Os impactos dessa mudança

Funcionários que, antes eram reconhecidos por apontar possíveis problemas em projetos, pois preocupavam-se com suas particularidades, agora, eram premiados com a demissão diante de qualquer problema evidenciado. E tais atitudes foram, aos poucos, corroendo a cultura de qualidade da empresa, que levou décadas para ser construída.

Responsabilidade da gestão na formação da cultura

Como reflexo das decisões tomadas pela nova gestão, o senso de propósito e pertencimento da empresa deixou de fazer sentido para os funcionários, uma vez que existia um enorme abismo entre o que era dito e o que era feito.

A cultura que antes era considerada um ponto forte, gradativamente, começou a se tornar tóxica.

A segurança deu lugar ao lucro

O objetivo final da maior parte das empresas é lucrar, mas acredito que as que colocam isso como seu único propósito estão mais propensas a ultrapassar certos limites, legais e éticos, para alcançar os retornos financeiros desejados.

Como dizia Peter Drucker, o pai da administração moderna:

“Uma empresa que visa o lucro é, não apenas falsa, mas também irrelevante.
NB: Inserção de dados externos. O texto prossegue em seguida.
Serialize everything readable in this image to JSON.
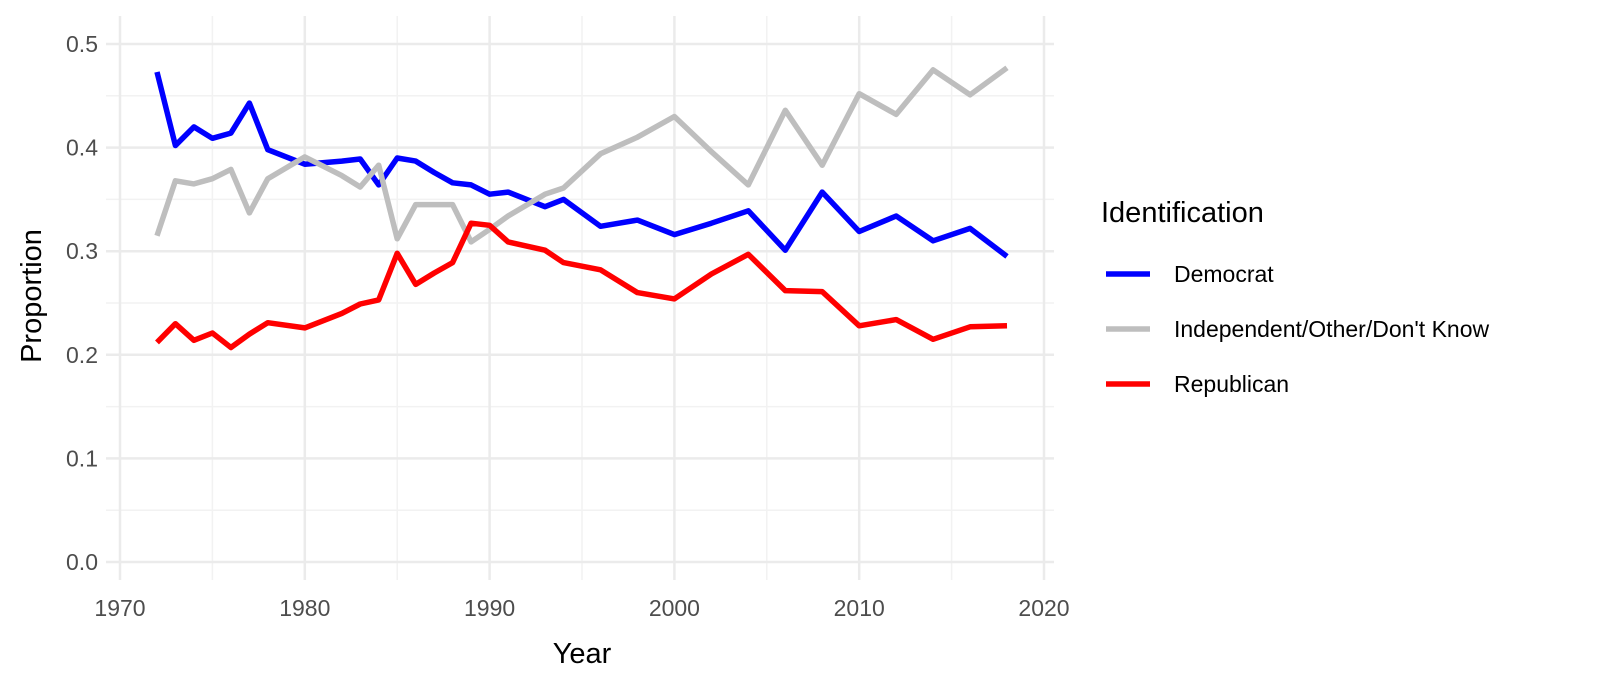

O lucro não é a causa da empresa, mas sua validação. Se quisermos saber o que é uma empresa, devemos partir de sua finalidade, que será encontrada fora da própria empresa. E essa finalidade é criar um cliente.”

Nesse sentido, entendo que a companhia se perdeu, já que a segurança dos seus clientes deixou de ser a sua maior finalidade.

O que os grandes líderes podem fazer?

Todos da organização, sendo líderesou não, possuem um papel relevante na manutenção ou até mesmo na mudança da cultura, mas as ações da alta gestão possuem um impacto ainda mais significativo na cultura organizacional. Por essa razão, os líderes precisam ter uma maior consciência das suas ações e seus potenciais reflexos, diante das situações do dia-a-dia.

Como diz, o escritor Simon Sinek:

“100% dos clientes são pessoas. 100% dos funcionários são pessoas. Se você não entende de pessoas, você não entende de negócios”.

E trazendo essa reflexão para o caso do Boeing, na minha opinião, a degradação da cultura da empresa, causada pela mudança de rumos da alta administração, foi fator determinante para a causa dos acidentes, já que no final das contas, a segurança deu lugar ao lucro. Manchou-se uma reputação centenária, ameaçando sua existência frente ao mercado e, o pior, ainda custou centenas vidas humanas.